As mesas, na sala de reunião, estavam dispostas em quadrado e no centro havia uma enorme vela que se acendeu, após a oração inicial, para significar o que devia significar.
Estava bonito.
O tamanho dos símbolos era proporcional ao espaço e era bem visível o que se pretendia que se visse: a Chama. Só que, daquela enorme chama, também saía um enorme fumo. E o desconforto do fumo passou a impor-se à beleza da chama e já todos estavam incomodados com o ar irrespirável. Até que alguém sugeriu: é melhor apagar a vela. E, por causa do fumo, abdicou-se da luz.

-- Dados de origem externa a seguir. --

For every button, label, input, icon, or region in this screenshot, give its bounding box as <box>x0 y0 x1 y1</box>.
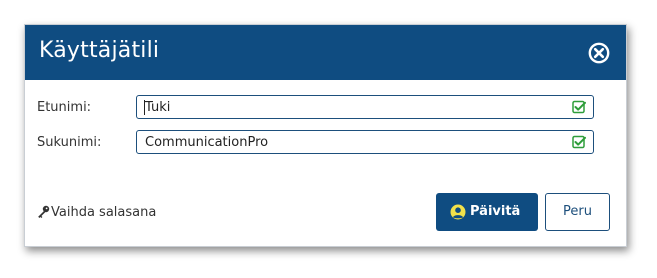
last-name-input[interactable] <box>145 134 555 151</box>
first-name-input[interactable] <box>145 99 555 116</box>
cancel-button-label: Peru <box>563 204 592 219</box>
close-button[interactable] <box>588 42 610 64</box>
change-password-link[interactable]: Vaihda salasana <box>37 205 156 220</box>
update-button[interactable]: Päivitä <box>436 193 538 231</box>
last-name-row: Sukunimi: <box>25 130 626 156</box>
checkbox-checked-icon <box>572 135 586 149</box>
user-circle-icon <box>450 204 466 220</box>
first-name-field[interactable] <box>136 95 594 119</box>
first-name-label: Etunimi: <box>37 100 92 115</box>
first-name-row: Etunimi: <box>25 95 626 121</box>
cancel-button[interactable]: Peru <box>545 193 610 231</box>
change-password-label: Vaihda salasana <box>51 205 157 220</box>
checkbox-checked-icon <box>572 100 586 114</box>
user-account-dialog: Käyttäjätili Etunimi: Sukunimi: <box>24 24 627 247</box>
last-name-field[interactable] <box>136 130 594 154</box>
dialog-title: Käyttäjätili <box>39 38 160 63</box>
dialog-header: Käyttäjätili <box>25 25 626 80</box>
update-button-label: Päivitä <box>470 204 521 219</box>
key-icon <box>38 205 50 218</box>
last-name-label: Sukunimi: <box>37 135 102 150</box>
close-circle-icon <box>588 42 610 64</box>
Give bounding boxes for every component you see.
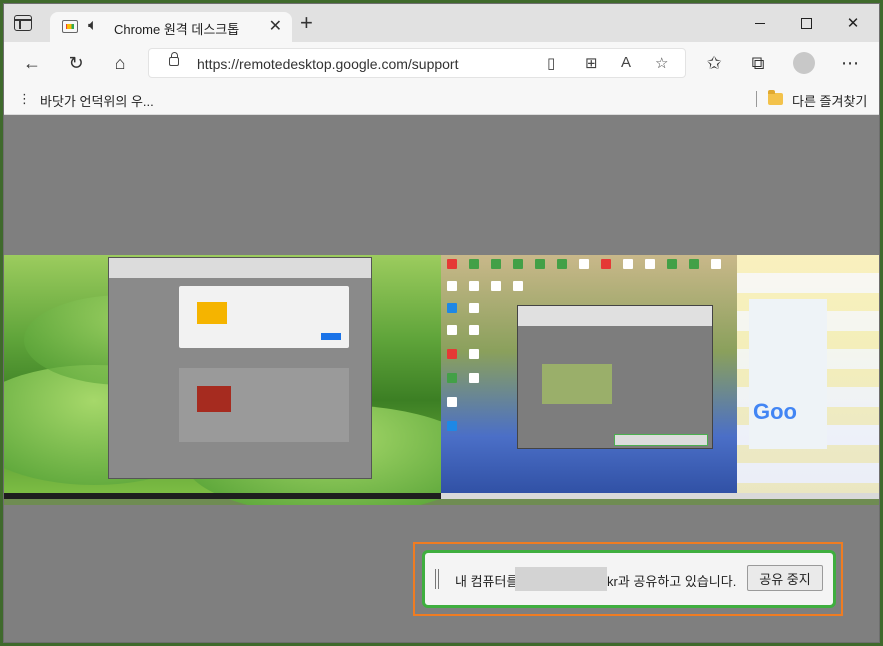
remote-browser-window [108,257,372,479]
close-icon[interactable]: ✕ [269,16,282,36]
plus-icon[interactable]: + [300,12,313,34]
tab-actions-icon[interactable] [14,15,32,31]
tab-strip: 🔈︎ Chrome 원격 데스크톱 ✕ + ✕ [4,4,879,42]
redacted-email [515,567,607,591]
remote-monitor-2: Goo [441,255,879,497]
other-favorites[interactable]: 다른 즐겨찾기 [792,91,867,110]
remote-desktop-view[interactable]: Goo [4,255,879,505]
add-favorite-icon[interactable]: ☆ [655,54,668,72]
refresh-icon[interactable]: ↻ [64,51,88,75]
read-aloud-icon[interactable]: A [621,54,631,71]
remote-card [179,286,349,348]
back-icon[interactable]: ← [20,51,44,75]
remote-taskbar [4,493,441,499]
profile-icon[interactable] [792,51,816,75]
remote-browser-window [517,305,713,449]
maximize-button[interactable] [783,10,829,36]
favorite-item[interactable]: 바닷가 언덕위의 우... [40,91,154,110]
home-icon[interactable]: ⌂ [108,51,132,75]
favorites-bar: ⋮ 바닷가 언덕위의 우... 다른 즐겨찾기 [4,84,879,115]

“Vós sois a luz do mundo” (Mt 5,14). Todos somos convidados a ser, nas variadíssimas circunstâncias da vida, alguma luz para os outros. Velas apagadas, que dormem em tabuleiros ou gavetas, não servem para nada.
É verdade que não há chama sem fumo. E, como não há vidas perfeitas, a luz que de nós poderá emanar sempre produzirá algum fumo. Mas há pavios e pavios. E alguns, pelas irritações que trazem, pelas dores de cabeça que dão e pelas lágrimas que provocam, até parece que foram feitos do pelo do rabo de algum diabo. Acabam por ser soprados com a mesma deceção que umas velas de aniversário sem parabéns.
Acredito que é sempre com generosidade que se coloca a chispa, que se traz dentro ao serviço de uma luz maior. Mas, atenção à fonte da chama. O problema da vistosa vela da nossa reunião era o pavio tóxico que se alojava nas entranhas.
“Porque do coração é que procedem os maus intentos, homicídios, adultérios, imoralidades, roubos, falsos testemunhos, calúnias, blasfémias (Mt. 15,19). Todas estas toxinas procedem do pavio, que nos tece a alma. “Aprendei de Mim que sou manso e humilde de coração” (Mt 11,29), disse Jesus.
Só dos pavios feitos desta fibra é que poderá sair alguma luz que verdadeiramente alumie, por nela se ver a outra LUZ.